Deuxièmement, les analogies ci-dessus supposent que le style et le contenu sont séparables, alors qu'une analogie plus juste serait celle d'un motif tricoté : le tricot et le motif sont constitutifs l'un de l'autre. Les écrivains anciens eux-mêmes définissaient l'historiographie en termes de rhétorique (Cic. De Or. 2.62-64 ; Leg. 1.5) ou de poésie (Quint. X 1.31) ou bien comme se trouvant entre les deux (Aristid. Orat. 28[49].68). Ces définitions, qui, pour le lecteur moderne, semblent individuellement étranges et mutuellement contradictoires, apparaissent à ce propos parce que l'écriture de l'histoire était considérée comme un procédé entièrement rhétorique. Certains effets de cela ont déjà été vus dans notre analyse du passage de Tacite : ordre des mots élaboré (y compris des chiasmes), déploiement de vocabulaire poétique, jeu de mot étymologique et bilingue et assonance (aussi bien anagrammatique que symbolique). Cette concentration de procédés rhétoriques souligne la différence essentielle qui existe entre le texte de Tacite et celui d'un historien moderne. La question n'est pas que ces procédés sont importants en eux-mêmes (même s'ils le sont), mais qu'ils sont le diagnostic de la nature rhétorique du texte. Si ces procédés sont absents, comme ils le sont lorsque le texte est traduit, il n'y a rien d'intrinsèque au texte pour alerter le lecteur sur le fait que ce texte est le produit d'un état d'esprit totalement différent de celui d'un ouvrage d'histoire moderne : une page de la traduction Loeb ou Penguin peut avoir l'air aussi décevante qu'une page de la revue Cambridge Ancient History. A l'inverse, c'est seulement en étant capable de lire et de comprendre le latin poétique de Tacite que des questions-clé concernant les relations de Germanicus avec ses troupes et avec Tibère peuvent être saisies : le style et le contenu sont inséparables. Par conséquent, les lecteurs de textes en traduction ne sont jamais en position de comprendre la nature des indices que leur offrent les historiens grecs et romains et ceux qui enseignent sur la base de textes en traduction fonderont à jamais leurs enseignement sur de fausses prémices. Mais ce n'est qu'une partie de l'histoire.
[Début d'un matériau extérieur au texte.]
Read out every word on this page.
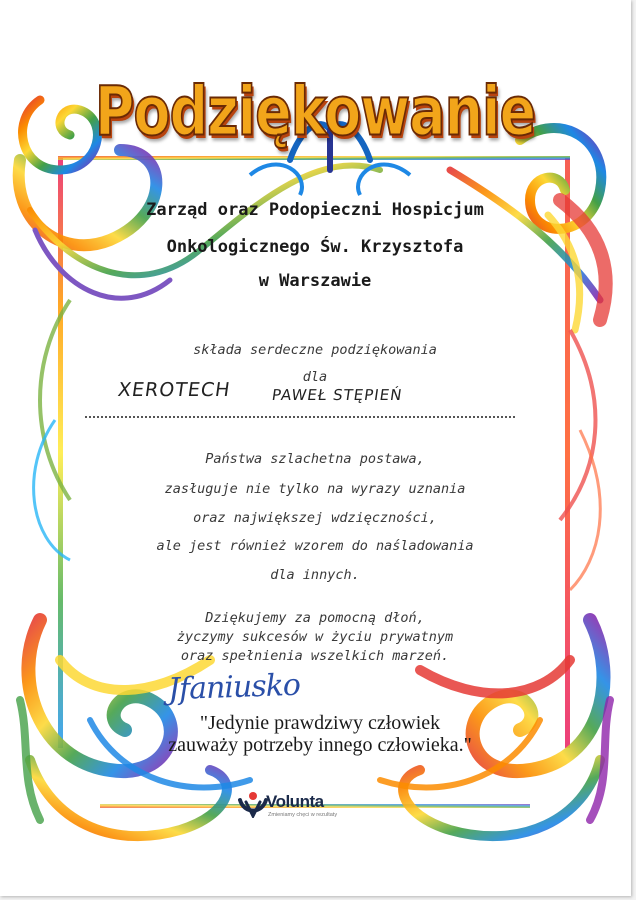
Podziękowanie
Zarząd oraz Podopieczni Hospicjum
Onkologicznego Św. Krzysztofa
w Warszawie
składa serdeczne podziękowania
dla
XEROTECH	PAWEŁ STĘPIEŃ
Państwa szlachetna postawa,
zasługuje nie tylko na wyrazy uznania
oraz największej wdzięczności,
ale jest również wzorem do naśladowania
dla innych.
Dziękujemy za pomocną dłoń,
życzymy sukcesów w życiu prywatnym
oraz spełnienia wszelkich marzeń.
Jfaniusko
"Jedynie prawdziwy człowiek
zauważy potrzeby innego człowieka."
Volunta
Zmieniamy chęci w rezultaty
La série d'événements associés à Germanicus dans notre passage n'est pas sans ressemblance avec l'expérience que fait le héros au livre I de l'Enéide, où Enée aborde avec sa flotte après une tempête, visite un lieu qui lui évoque des souvenirs, revit une fameuse bataille militaire d'une signification particulière pour lui et, finalement, reçoit un accueil royal dans une cité étrangère. En vérité, à un autre endroit de l'histoire, Enée visite même Actium (En. III 278-288). Puisque certains chercheurs ont avancé l'argument que Tacite dépeint Germanicus comme un Enée, il vaut la peine de considérer la relation entre les deux textes. Tacite a-t-il fait des emprunts ou des allusions à Virgile ? Les chercheurs qui connaissent le latin peuvent essayer de répondre à cette question en comparant les textes à la recherche de ressemblances verbales ou phraséologiques. Si les preuves sont suffisantes, ils peuvent conclure que Tacite a (semble-t-il) fait des emprunts à l'histoire d'Enée et appliqué ses emprunts à Germanicus. Si c'est le cas, il n'y a pas de contenu du tout (au sens historique) dans le récit de Tacite. La traduction – par le fait même d'être une traduction – donne une fausse authenticité à une série d' "événements" dont on peut montrer, dans l'original latin, qu'ils n'existent pas. Les chercheurs qui ne connaissent pas le latin ne peuvent pas faire de tels tests, parce qu'ils sont à la merci des traducteurs : à moins qu'ils n'usent de traductions de ces deux textes assez différents, dont chacune se trouve traduire systématiquement les mêmes mots latins par les mêmes mots anglais (il n'y a aucune vraisemblance à cela, de quelque sorte que ce soit), il n'y aura aucune ressemblance sur laquelle fonder un jugement.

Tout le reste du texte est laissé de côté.